Адъютант давно смирился со странной привычкой гросс-адмирала – возрождать собственные воспоминания устами тех людей, с которыми его некогда сводила судьба. При этом главнокомандующий Кригсмарине сильно огорчался, когда заставал своего собеседника врасплох и открывал для себя, что тот не в состоянии вспомнить какие-то детали давних событий, какие-то интересные подробности, которые сам он, Карл Дениц, прекрасно помнил, никогда не упуская случая как можно убедительнее продемонстрировать свойства своей памяти. Причем делал это в иронически-назидательном тоне.
– Узнав, что капитан цур зее[9] полон решимости распрощаться со мной, списав в береговую артиллерию, вы заявили, что ведет он себя не по-флотски, потому что такие, как я, «могучие не телом, а духом германским» парни нужны сейчас подводному флоту.
– И сказано это было о вас, капитан-лейтенант, о тогда еще простом обер-фейерверкере. Могу сожалеть, что не нашлось человека, который бы сказал такие же слова обо мне. Я бы помнил их всю жизнь.
– Я тоже помню.
– А в те дни своих будущих подводников я собирал по всему надводному флоту, по береговым батареям, пехотным частям и даже частям СА[10]. Для многих из них это стало определением всей их дальнейшей судьбы. Многие стали офицерами, некоторые давно командуют кораблями или служат в штабах соединений, – гросс-адмирал покряхтел, давая понять, что адъютант может продолжить свой рассказ, и Наубе тотчас же напомнил ему:
– …А затем вы приказали своему адъютанту отвести меня к машине, чем очень обрадовали и командира крейсера, и явно невзлюбившего меня старшего артиллерийского офицера.
Капитан-лейтенант Наубе пытался сказать еще что-то, но, увидев перед собою поднятую вверх руку – что всегда означало одно и то же: «Не отвлекать!», – запнулся на полуслове.
2.
Январь 1939 года. Антарктика. Борт германского авианосца «Швабенланд».
Сообщение, которого барон фон Риттер так долго и с нетерпением ждал, поступило на рассвете.
– Господин капитан цур зее! – услышал он в телефонной трубке взволнованный голос вахтенного офицера. – Прямо по курсу – ледяное поле! Предполагаю, входим в зону пакового льда.

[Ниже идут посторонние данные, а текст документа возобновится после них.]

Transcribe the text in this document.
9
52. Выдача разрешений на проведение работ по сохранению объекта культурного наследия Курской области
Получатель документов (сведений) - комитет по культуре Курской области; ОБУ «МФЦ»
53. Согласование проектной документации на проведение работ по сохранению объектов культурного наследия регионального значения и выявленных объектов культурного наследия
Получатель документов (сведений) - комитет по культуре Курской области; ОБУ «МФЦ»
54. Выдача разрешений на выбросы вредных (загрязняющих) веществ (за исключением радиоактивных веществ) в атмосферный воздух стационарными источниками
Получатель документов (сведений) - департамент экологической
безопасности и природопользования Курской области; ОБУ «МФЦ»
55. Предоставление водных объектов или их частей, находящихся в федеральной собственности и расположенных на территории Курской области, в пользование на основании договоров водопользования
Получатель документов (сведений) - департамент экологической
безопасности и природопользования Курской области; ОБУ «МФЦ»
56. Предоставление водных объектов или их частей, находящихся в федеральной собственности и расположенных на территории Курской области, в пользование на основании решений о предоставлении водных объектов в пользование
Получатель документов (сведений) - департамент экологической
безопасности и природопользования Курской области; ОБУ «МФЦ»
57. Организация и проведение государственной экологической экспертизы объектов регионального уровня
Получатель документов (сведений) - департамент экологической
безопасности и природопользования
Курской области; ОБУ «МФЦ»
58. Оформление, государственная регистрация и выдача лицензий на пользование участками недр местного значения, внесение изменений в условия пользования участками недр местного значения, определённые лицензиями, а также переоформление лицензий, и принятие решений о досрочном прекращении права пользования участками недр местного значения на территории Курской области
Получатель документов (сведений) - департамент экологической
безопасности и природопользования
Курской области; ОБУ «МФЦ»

– «Предполагаю»! – проворчал капитан «Швабенланда», мгновенно стряхивая с себя остатки предутренней полудремы и поспешно одеваясь. Вот уже третью ночь подряд капитана изматывала бессонница: на мостике он грезил постелью, а, возвращаясь в свою каюту, впадал в то состояние, которое можно было характеризовать как полусонное-полуидиотское[11]. – Здесь уже и предполагать нечего: подходим к шельфовым ледникам Антарктиды. И прямо по курсу у нас – Берег Принцессы Астрид.
Прежде чем подняться на капитанский мостик, Альфред фон Риттер вышел на нижнюю палубу и остановился на открытой ее части, у самого бака. Льды Антарктики он, старый полярник, хотел видеть не через стекло капитанского мостика и окуляры бинокля, а вот так, почти на расстоянии вытянутой руки. В Антарктике он никогда раньше не был, и сейчас он хотел ощутить, воспринять ее всю, все ее естество: ее тишину, силу порывов ее ветра, красоту и озоновый запах прибрежья, леденящий душу холод ее континентального дыхания.
Судьбу полярника он, сын морского офицера и геолог по образованию, избрал, еще будучи студентом университета, когда во время летних каникул отправился в свою первую международную экспедицию на север Канады, на остров Эллеф-Ринг нес. Затем были остров Принс-Патрик и мыс Колумбия на крайнем севере канадского острова Элсмир, а уже после окончания мореходной школы последовала зимовка на метеостанции, расположенной на гренландском мысе Моррис-Джесеп, которая едва не завершилась для него трагически. Вместе с таким же авантюристом, как и он сам, франко-канадцем Мишелем Олленом, они, вопреки решительному протесту начальника станции, отправились в поход к Северному полюсу, к которому от мыса Моррис-Джесеп действительно рукой подать.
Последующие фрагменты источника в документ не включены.